I have titled this commentary—which is really just the first part of a second one that's coming—"The Vicissitudes of Old Age." "Vicissitude" is a term that we do not use very much, but its meaning is descriptive of the realities of many, many in their elderly years. The term literally means, "An alternation; a switching, back-and-forth movement; an unsteadiness; an unevenness that tends toward stress rather than a lifting of burdens."

It is interesting to me as I age how Solomon concludes his writing of Ecclesiastes, whose theme basically teaches. . .even though this phrase is never uttered by him within the book. His writing is not gender specific, and to me, it primarily seems aimed at those in early adulthood. So, that does not include Evelyn and I. Ecclesiastes is teaching us not to be deceived by our youthful experiences.
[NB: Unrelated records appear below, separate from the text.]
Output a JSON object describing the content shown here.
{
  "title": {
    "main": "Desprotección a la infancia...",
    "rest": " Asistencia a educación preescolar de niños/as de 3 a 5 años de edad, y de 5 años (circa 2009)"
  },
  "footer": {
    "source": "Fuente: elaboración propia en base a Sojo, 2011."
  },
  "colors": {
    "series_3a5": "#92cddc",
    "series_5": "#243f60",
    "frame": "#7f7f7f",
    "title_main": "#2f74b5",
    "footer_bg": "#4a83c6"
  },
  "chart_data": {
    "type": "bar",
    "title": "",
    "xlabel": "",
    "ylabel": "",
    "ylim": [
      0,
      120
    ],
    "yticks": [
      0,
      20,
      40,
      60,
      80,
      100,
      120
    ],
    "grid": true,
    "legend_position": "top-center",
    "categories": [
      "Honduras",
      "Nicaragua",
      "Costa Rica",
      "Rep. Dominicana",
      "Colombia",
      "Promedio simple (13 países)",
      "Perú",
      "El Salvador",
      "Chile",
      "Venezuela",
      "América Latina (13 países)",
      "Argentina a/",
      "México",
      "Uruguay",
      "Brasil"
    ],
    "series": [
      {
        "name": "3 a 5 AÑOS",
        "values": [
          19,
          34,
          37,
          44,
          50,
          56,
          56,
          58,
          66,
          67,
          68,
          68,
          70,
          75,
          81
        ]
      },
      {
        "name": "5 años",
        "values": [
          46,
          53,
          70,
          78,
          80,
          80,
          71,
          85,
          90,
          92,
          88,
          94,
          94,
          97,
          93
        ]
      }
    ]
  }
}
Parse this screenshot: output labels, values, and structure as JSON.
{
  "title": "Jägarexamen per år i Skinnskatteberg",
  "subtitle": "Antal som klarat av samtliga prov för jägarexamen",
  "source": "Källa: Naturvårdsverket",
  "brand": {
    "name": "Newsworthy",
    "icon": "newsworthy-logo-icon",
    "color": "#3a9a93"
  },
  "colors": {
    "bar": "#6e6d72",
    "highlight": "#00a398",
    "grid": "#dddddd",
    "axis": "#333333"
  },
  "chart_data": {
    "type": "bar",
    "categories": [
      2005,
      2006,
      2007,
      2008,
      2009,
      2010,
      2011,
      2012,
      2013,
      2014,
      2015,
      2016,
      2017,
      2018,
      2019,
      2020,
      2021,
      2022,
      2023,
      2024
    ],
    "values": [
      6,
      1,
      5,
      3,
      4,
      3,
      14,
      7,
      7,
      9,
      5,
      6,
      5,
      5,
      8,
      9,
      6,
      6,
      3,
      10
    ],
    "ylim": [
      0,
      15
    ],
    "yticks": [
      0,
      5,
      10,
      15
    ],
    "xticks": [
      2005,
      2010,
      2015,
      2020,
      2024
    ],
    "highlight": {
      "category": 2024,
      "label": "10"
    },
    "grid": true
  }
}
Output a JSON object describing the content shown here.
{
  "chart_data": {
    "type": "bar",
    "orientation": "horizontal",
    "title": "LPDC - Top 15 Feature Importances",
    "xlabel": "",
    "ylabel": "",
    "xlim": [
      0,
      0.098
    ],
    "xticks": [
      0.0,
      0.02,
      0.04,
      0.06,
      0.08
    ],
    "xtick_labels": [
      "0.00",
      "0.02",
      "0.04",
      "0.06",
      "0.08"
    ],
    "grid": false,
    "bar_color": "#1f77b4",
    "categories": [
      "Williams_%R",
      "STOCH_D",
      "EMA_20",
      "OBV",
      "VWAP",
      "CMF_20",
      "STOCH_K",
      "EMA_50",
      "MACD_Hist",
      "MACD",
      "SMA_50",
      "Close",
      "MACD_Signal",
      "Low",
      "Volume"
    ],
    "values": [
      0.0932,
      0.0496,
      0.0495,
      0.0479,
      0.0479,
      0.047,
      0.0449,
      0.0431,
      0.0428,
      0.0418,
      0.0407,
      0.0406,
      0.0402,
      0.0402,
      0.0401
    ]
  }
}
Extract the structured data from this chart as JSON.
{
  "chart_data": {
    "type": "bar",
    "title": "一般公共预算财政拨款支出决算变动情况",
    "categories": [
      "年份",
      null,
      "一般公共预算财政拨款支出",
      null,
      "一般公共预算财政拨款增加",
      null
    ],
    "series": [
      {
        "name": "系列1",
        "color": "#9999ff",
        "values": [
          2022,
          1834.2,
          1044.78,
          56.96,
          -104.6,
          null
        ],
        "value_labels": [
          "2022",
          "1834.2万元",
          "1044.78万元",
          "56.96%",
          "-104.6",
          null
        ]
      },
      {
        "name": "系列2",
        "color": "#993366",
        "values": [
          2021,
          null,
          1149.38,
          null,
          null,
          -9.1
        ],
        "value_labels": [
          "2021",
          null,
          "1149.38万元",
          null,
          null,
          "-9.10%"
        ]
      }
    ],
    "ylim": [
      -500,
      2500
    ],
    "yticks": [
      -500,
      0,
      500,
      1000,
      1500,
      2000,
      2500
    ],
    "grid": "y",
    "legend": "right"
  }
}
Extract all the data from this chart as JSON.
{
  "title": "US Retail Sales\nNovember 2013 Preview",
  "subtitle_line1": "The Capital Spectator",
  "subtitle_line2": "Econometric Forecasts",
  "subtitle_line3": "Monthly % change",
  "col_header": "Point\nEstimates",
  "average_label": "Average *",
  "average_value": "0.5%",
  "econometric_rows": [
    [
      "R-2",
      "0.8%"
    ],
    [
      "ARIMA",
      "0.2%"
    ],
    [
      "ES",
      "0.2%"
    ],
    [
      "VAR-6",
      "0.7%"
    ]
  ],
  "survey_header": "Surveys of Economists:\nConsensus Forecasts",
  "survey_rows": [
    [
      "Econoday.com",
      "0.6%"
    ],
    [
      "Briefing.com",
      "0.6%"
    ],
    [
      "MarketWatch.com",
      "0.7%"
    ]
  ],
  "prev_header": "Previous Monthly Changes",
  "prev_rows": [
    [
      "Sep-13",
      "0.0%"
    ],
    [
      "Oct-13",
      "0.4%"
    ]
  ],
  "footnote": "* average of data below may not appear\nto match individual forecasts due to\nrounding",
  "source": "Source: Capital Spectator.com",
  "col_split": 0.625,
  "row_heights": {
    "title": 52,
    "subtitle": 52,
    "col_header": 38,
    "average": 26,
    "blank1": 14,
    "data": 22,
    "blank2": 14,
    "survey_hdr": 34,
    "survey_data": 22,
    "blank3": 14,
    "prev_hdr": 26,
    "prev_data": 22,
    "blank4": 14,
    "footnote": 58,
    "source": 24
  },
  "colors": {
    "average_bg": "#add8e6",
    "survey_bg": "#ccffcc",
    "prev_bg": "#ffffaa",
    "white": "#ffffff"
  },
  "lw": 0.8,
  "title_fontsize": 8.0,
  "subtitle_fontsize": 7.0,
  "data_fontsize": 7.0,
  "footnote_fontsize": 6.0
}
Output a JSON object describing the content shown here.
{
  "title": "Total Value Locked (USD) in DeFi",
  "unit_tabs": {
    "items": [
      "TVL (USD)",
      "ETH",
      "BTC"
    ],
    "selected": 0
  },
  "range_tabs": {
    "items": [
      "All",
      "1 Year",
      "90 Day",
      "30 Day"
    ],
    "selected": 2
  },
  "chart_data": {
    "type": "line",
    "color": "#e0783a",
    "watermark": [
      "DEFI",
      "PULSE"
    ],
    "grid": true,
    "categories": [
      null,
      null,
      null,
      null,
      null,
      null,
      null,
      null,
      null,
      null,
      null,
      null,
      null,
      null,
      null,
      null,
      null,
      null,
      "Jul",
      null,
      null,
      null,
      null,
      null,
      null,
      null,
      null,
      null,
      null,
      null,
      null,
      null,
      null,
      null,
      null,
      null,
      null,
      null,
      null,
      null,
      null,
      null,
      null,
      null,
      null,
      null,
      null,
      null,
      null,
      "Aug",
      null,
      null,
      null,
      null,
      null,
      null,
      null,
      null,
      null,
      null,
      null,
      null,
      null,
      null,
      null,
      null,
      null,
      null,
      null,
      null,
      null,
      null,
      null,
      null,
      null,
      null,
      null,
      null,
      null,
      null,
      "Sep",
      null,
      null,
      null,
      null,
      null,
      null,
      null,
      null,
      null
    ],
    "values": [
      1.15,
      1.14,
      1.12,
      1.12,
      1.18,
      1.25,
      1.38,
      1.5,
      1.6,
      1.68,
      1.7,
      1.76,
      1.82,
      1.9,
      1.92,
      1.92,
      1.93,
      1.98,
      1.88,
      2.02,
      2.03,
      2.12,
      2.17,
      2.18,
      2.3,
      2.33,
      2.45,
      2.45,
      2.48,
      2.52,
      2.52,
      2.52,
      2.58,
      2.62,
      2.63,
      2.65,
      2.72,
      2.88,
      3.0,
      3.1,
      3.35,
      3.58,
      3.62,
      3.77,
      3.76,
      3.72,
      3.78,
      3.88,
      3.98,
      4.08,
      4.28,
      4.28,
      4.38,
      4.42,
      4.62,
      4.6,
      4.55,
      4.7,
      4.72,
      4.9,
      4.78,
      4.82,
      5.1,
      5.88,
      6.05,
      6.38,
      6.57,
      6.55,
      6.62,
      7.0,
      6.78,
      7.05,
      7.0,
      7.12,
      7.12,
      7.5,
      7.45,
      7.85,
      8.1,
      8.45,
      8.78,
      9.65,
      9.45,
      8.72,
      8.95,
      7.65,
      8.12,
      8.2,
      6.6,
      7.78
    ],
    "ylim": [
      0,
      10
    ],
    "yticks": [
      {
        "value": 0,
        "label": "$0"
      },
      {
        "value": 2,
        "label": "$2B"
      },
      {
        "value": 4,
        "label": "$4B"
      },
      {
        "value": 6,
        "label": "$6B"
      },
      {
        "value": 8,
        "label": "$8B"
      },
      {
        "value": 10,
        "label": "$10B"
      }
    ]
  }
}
Solomon's counsel, especially in chapters eleven and twelve, is pointedly aimed at young adults. He is teaching that in life, everything matters.

Can you imagine that? He is teaching about life in Ecclesiastes that nothing should be overlooked or forgotten (just the discarding of those things that are of no real use). Everything matters, and what that means now is that cause-and-effect are alive in God's creation and they cannot be entirely avoided. Very often toward the twilight of life, the piper must be paid. I do not know who originally said it, but "those who live by the sword, die by the sword,"—that's cause and effect. The past all too often comes back to haunt us. Thus, Solomon's overall advice is that in wisdom, we should do what we can to avoid the possibilities that the past is going to come back and whack us right on the rear end.